Entry requirements

120 credit points including Complex Analysis and Topology I

Learning outcomes

In order to pass the course (grade 3) the student should

know the Weierstrass factorisation theorem for entire functions and the Mittag-Leffler theorem for meromorphic functions;

be able to give an account of the concept of normal family;

be able to outline a proof of the Riemann mapping theorem;

be able to give an account of the basic properties of harmonic functions, Poisson's formula and the principle of Harnack;

know Jensen's formula and how to apply it;

be familiar with the concept of analytic continuation and the monodromy theorem;

be able to outline the construction of a modular function and the proof of the "little Picard theorem";

be familiar with the basic properties of subharmonic functions, and know how to use subharmonicity for the study of Dirichlet's proble;

be able to solve problems within the area of the course and to give proofs of central theorems.

Content

Infinite series and products.
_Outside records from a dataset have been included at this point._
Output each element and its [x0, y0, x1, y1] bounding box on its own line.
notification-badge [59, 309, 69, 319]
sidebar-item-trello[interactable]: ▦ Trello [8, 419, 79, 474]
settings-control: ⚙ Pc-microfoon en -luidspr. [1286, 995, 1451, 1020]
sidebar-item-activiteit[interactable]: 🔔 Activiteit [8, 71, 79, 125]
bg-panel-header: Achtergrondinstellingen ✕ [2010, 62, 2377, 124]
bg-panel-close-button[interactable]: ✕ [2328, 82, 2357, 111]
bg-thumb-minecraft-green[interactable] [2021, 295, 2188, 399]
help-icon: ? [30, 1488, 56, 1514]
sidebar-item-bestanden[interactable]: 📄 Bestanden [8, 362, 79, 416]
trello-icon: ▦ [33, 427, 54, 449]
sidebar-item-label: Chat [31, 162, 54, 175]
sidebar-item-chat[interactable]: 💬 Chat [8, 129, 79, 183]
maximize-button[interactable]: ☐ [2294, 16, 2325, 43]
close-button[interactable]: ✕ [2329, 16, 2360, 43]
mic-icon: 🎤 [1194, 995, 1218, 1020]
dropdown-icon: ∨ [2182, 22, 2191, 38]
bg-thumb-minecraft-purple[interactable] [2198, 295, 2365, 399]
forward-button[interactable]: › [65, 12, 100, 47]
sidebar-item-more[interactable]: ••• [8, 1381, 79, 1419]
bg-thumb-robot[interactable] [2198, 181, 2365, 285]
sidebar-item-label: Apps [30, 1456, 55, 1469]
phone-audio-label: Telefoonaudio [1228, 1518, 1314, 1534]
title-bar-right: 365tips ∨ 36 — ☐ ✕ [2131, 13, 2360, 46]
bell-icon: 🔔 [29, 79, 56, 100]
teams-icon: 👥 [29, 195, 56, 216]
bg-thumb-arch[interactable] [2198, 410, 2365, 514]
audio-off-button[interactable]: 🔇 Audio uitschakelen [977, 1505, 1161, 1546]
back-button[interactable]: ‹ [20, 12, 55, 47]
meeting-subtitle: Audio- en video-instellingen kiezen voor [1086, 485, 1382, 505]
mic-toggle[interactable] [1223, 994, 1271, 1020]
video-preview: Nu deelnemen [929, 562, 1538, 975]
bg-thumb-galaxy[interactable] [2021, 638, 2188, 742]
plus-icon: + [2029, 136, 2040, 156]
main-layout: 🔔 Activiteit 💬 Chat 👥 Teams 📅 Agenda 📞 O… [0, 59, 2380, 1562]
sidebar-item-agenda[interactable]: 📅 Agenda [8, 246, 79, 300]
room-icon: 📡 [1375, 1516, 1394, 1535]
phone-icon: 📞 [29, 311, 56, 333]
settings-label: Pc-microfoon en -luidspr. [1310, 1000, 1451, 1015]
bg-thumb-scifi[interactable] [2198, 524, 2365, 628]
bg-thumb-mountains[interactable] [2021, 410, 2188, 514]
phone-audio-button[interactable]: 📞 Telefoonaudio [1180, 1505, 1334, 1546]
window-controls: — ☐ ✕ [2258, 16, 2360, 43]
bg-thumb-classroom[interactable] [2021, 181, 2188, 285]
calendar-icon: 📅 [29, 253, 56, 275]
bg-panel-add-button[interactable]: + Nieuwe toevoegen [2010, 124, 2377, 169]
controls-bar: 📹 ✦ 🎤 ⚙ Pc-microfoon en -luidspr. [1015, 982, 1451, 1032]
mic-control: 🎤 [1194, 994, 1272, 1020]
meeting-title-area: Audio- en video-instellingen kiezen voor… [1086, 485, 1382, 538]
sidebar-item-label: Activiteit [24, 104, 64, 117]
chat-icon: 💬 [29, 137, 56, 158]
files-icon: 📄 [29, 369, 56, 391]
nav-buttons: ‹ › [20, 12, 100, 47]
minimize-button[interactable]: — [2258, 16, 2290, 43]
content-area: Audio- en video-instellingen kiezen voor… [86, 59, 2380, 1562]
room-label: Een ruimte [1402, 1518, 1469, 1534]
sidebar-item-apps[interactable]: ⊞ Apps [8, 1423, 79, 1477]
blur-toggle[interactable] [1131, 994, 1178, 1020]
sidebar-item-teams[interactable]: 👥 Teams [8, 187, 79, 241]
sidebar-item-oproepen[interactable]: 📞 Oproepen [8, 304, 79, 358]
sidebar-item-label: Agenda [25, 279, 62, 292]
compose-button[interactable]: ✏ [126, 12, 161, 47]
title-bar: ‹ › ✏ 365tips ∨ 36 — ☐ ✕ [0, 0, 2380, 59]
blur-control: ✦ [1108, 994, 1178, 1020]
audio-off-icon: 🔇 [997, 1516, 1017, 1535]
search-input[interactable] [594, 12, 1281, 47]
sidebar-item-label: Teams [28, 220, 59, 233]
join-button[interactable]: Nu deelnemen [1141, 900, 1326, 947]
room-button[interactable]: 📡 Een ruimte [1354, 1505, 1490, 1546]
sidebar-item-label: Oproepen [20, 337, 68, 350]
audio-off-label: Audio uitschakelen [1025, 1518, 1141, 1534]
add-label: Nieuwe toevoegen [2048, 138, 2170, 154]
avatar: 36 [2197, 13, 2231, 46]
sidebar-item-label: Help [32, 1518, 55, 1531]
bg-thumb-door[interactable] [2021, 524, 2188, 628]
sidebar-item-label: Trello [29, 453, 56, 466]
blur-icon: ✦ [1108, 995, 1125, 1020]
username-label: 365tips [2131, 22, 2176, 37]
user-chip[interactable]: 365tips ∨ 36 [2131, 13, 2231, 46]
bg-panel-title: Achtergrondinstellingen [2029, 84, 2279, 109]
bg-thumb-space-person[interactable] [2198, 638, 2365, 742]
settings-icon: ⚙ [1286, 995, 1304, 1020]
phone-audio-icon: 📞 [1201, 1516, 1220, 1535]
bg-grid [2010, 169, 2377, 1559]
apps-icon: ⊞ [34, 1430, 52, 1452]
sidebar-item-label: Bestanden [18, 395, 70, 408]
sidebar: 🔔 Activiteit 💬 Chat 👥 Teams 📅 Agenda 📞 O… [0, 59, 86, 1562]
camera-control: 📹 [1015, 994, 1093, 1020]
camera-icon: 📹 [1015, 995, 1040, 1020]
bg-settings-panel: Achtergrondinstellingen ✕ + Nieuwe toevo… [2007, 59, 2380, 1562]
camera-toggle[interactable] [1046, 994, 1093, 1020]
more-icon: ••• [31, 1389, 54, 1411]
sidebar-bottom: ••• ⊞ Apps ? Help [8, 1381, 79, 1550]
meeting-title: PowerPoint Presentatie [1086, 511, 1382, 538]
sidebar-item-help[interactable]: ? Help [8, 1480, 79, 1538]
Partial fractions and factorisation. The gamma and the beta functions, Stirling's formula, the method of steepest descent. Riemann's zeta function. Normal families, the Riemann mapping theorem. Harmonic functions, Poisson's formula, Jensen's formula, the distribution of zeros of entire functions. Analytic continuation: continuation along arcs, the monodromy theorem, the modular function and Picard's theorem. Subharmonic functions. Dirichlet's problem.

Instruction

Lectures and problem solving sessions.

Assessment

Written and, possibly, oral examination at the end of the course. Moreover, compulsory assignments may be given during the course.